1968年兵庫県生まれ。内科医。東京大学医学部卒。虎の門病院や国立がん研究センター中央病院で臨床研究に従事。2005年から16年まで東京大学医科学研究所で、先端医療社会コミュニケーションシステムを主宰し、医療ガバナンスを研究。16年から現職。

五輪「入場制限」国民や選手への配慮が皆無、専門家も科学を置き去りにしている

公開日: 更新日:

 東京五輪の概要が明らかになりつつある。大会組織委員会は収容定員の5割以内、上限1万人で観客を入れるそうだ。

 専門家は反対している。6月18日、尾身茂新型コロナ感染症対策分科会会長ら26人が連名で、無観客が望ましいなどの提言をまとめた。同22日、朝日新聞は「五輪の観客 科学置き去りの独善だ」という社説を掲載し、彼らを支持する。

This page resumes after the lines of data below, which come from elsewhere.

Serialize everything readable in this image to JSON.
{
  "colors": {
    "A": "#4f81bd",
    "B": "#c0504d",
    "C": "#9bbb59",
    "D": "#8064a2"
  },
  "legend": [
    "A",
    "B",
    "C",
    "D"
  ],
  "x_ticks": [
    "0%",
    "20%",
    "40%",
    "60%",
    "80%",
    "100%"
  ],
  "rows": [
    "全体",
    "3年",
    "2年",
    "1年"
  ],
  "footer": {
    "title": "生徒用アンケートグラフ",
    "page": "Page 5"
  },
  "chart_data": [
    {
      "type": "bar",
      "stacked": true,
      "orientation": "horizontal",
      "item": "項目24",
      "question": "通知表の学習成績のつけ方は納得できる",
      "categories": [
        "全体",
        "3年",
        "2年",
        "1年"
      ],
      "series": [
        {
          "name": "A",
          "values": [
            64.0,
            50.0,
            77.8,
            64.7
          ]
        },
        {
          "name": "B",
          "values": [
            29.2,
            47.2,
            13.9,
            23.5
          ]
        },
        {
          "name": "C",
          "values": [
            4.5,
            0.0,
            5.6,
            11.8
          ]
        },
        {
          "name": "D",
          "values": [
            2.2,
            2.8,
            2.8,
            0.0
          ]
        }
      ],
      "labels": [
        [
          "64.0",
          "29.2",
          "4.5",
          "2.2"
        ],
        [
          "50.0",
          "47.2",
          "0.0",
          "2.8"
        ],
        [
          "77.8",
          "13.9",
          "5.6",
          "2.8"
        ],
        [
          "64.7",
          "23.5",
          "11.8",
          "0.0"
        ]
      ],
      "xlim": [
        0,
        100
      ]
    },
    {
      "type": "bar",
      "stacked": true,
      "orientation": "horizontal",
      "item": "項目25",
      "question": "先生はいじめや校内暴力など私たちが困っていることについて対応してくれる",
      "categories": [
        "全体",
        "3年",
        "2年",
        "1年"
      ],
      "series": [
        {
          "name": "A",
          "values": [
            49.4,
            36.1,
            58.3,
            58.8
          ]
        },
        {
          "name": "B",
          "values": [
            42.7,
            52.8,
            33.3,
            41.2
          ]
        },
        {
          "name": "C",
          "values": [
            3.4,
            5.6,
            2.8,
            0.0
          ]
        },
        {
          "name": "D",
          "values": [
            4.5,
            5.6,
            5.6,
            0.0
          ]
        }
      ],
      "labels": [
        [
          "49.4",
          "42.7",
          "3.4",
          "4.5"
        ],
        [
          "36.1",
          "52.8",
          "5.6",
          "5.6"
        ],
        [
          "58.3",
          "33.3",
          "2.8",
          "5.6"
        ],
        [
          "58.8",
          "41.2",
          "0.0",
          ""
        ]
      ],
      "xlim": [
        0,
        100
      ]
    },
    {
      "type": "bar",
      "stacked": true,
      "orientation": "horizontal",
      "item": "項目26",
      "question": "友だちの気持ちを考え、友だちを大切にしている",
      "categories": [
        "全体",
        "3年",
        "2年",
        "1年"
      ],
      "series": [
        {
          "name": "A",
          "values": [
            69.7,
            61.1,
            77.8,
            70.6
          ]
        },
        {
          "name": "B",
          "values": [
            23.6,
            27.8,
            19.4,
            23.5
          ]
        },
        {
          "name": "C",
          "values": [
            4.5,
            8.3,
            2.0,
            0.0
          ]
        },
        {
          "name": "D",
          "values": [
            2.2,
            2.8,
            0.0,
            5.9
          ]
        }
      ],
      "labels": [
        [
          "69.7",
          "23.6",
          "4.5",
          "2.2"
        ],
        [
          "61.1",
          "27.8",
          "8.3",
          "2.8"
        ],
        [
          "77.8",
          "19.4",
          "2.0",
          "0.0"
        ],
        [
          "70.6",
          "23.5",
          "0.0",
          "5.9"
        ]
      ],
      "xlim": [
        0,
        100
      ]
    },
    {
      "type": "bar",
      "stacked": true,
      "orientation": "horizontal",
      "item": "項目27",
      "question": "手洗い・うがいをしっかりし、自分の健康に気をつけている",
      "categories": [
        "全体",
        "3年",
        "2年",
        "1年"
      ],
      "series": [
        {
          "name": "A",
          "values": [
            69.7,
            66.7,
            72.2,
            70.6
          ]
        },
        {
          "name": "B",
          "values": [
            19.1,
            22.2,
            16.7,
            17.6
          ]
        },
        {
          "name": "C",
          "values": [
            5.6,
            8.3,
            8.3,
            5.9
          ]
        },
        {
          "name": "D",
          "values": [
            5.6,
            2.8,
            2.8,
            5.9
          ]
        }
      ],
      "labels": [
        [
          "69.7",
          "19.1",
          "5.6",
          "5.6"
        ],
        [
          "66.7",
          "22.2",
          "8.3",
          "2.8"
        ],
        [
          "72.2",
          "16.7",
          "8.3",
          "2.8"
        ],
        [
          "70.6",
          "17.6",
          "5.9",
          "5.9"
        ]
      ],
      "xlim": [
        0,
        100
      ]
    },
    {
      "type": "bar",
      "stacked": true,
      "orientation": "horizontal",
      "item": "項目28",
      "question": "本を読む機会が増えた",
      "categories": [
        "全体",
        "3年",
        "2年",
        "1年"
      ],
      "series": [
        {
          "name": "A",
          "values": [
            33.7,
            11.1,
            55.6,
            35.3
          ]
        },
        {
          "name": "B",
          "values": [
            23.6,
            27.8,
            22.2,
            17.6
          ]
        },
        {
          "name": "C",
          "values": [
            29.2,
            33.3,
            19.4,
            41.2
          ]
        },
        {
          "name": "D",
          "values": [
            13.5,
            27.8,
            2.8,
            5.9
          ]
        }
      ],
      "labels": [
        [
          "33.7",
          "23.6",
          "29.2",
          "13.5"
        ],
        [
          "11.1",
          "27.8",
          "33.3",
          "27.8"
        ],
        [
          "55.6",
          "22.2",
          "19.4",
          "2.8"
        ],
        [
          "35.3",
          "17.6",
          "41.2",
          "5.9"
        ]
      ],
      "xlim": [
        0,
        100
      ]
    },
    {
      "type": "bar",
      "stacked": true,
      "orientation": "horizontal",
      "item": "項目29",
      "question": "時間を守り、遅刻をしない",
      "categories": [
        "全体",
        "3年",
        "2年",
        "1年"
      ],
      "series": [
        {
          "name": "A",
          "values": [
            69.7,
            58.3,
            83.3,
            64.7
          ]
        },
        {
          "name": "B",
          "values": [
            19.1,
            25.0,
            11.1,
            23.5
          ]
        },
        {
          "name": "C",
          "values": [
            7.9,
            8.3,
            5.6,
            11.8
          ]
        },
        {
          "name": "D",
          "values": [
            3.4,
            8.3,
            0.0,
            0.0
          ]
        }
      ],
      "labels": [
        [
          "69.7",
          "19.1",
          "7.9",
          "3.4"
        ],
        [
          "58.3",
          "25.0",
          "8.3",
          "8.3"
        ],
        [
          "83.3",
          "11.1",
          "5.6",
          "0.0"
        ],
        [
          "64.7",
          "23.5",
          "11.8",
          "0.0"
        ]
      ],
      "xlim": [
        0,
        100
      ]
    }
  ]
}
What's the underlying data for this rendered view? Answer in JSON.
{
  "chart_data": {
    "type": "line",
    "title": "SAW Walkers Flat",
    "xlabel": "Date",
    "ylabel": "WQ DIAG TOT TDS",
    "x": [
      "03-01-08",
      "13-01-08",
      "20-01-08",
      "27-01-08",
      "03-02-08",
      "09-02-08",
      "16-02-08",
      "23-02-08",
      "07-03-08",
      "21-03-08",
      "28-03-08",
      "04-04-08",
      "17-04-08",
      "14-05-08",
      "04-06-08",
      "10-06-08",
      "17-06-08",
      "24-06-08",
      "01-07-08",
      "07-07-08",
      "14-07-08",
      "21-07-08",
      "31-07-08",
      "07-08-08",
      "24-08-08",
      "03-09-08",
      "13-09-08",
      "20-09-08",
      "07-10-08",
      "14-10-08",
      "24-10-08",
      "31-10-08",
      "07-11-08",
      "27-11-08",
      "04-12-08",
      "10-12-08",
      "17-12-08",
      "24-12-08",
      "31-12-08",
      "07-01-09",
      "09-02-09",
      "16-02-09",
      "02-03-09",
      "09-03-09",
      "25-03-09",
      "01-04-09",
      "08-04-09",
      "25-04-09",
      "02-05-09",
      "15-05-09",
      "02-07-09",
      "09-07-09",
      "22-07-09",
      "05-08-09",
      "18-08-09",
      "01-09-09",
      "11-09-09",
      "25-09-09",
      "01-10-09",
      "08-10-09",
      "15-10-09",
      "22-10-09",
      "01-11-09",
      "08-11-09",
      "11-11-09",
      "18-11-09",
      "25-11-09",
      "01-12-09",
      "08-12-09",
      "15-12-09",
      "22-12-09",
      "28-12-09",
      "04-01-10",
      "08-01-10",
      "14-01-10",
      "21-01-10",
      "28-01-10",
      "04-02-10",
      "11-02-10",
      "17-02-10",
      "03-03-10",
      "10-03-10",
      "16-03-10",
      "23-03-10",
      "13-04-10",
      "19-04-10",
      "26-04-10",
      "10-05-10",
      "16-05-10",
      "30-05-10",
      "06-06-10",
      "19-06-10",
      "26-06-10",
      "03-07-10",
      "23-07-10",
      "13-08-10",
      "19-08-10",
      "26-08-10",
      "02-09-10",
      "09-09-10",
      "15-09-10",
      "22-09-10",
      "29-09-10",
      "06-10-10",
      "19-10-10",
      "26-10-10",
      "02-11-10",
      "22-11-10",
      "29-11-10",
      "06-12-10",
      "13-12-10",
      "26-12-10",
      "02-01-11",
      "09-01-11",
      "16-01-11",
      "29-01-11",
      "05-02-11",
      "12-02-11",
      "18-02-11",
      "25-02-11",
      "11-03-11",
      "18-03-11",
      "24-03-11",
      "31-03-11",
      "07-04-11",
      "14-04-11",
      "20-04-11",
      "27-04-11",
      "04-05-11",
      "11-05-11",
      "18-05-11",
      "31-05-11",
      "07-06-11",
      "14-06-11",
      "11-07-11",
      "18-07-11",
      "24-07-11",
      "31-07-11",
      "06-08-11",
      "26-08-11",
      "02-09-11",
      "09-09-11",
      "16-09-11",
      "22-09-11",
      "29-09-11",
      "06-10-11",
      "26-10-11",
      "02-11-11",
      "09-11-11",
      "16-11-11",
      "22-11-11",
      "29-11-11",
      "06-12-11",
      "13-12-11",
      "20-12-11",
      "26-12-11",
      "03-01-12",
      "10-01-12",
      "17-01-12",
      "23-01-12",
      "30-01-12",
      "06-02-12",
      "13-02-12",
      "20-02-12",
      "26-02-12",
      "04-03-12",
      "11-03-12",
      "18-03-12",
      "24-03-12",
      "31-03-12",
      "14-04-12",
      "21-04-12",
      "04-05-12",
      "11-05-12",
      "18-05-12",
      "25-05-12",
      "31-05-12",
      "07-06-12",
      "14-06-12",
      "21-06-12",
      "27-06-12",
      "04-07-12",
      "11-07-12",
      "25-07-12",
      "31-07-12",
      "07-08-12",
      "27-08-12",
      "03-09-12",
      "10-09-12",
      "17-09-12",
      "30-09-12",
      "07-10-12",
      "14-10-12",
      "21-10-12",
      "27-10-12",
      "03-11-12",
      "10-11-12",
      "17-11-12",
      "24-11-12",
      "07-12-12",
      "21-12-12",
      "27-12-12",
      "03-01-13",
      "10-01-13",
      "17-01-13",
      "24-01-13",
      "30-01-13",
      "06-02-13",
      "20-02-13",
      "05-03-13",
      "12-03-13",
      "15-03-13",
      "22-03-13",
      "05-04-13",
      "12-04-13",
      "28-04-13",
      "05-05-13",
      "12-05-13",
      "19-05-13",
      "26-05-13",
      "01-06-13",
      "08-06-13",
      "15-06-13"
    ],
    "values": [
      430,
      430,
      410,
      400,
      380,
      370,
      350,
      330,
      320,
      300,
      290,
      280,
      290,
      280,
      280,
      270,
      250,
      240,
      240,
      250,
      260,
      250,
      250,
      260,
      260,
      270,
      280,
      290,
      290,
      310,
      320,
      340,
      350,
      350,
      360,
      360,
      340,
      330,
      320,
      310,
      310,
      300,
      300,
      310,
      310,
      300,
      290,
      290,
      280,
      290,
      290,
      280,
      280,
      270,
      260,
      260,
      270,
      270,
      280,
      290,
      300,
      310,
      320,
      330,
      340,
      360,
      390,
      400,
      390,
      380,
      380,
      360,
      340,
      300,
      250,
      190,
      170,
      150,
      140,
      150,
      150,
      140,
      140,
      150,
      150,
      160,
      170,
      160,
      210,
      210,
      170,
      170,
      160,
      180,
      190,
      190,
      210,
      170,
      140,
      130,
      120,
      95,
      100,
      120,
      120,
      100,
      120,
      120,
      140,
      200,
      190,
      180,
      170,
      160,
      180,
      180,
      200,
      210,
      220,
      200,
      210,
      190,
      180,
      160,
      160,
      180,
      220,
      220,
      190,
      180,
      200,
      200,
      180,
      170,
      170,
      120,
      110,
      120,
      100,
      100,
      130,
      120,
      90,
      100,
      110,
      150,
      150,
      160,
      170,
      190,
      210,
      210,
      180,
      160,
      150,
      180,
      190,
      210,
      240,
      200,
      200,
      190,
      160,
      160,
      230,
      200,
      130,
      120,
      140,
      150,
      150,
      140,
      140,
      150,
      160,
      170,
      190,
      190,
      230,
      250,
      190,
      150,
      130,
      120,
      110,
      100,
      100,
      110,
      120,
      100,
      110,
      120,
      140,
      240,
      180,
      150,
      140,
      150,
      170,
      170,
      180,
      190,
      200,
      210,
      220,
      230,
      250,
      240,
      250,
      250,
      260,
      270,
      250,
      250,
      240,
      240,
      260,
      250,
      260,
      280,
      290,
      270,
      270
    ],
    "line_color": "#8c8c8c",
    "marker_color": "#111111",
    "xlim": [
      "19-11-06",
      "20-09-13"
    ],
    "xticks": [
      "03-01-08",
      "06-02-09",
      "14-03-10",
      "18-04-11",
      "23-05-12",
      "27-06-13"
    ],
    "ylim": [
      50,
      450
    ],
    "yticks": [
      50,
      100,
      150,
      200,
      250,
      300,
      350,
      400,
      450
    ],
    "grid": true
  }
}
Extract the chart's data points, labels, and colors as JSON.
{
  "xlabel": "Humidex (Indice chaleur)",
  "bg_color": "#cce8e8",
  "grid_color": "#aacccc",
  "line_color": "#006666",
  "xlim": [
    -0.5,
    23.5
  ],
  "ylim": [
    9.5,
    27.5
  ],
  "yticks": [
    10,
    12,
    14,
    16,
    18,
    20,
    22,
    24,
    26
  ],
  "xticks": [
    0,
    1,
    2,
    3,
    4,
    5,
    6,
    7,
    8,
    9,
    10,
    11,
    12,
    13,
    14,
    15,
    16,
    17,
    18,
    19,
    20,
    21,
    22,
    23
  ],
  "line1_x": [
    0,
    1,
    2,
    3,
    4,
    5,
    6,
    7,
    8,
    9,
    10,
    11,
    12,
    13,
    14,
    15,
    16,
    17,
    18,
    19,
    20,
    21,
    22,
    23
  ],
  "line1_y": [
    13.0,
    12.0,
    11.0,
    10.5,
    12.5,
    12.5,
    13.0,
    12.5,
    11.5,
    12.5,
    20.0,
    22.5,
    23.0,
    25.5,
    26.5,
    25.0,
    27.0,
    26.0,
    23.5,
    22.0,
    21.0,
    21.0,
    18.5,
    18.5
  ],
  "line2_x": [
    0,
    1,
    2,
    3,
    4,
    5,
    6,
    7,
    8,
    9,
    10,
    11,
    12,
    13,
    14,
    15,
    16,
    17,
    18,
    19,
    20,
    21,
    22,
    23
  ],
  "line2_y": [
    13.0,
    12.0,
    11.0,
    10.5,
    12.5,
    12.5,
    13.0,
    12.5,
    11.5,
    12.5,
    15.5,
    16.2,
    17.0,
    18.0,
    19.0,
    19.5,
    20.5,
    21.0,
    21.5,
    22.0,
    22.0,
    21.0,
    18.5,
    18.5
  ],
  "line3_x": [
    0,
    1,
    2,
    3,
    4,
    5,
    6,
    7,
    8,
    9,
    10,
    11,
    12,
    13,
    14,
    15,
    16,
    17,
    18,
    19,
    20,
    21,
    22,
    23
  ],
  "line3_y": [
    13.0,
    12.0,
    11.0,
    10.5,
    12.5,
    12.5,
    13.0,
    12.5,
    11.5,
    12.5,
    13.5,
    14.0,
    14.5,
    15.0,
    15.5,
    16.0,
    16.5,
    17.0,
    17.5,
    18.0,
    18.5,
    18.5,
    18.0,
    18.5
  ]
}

 私は一連のやりとりに違和感を抱く。それは国民や選手への配慮が皆無だからだ。特に問題なのは、政府だけでなく、「専門家」も科学を置き去りにしていることだ。

 例えば、無観客についての見解だ。屋内と屋外では感染リスクは異なる。こここそ、観客を入れる際のポイントだが、「専門家」は取り上げない。私は悪質と感じる。

 実は、このことは、流行当初からのコンセンサスだ。昨年4月には、中国の東南大学の研究者たちが7324例の感染者の記録を調べ、屋外感染は1例だけだったと報告している。これは同10月30日から3日間にわたって横浜スタジアムで入場制限を緩和したが、クラスターは発生しなかったという実証研究の成果とも合致する。野球サッカーのような屋外競技はもちろん、パブリックビューイングも、会話を控え、社会的距離を取れば、無観客にする必要はない。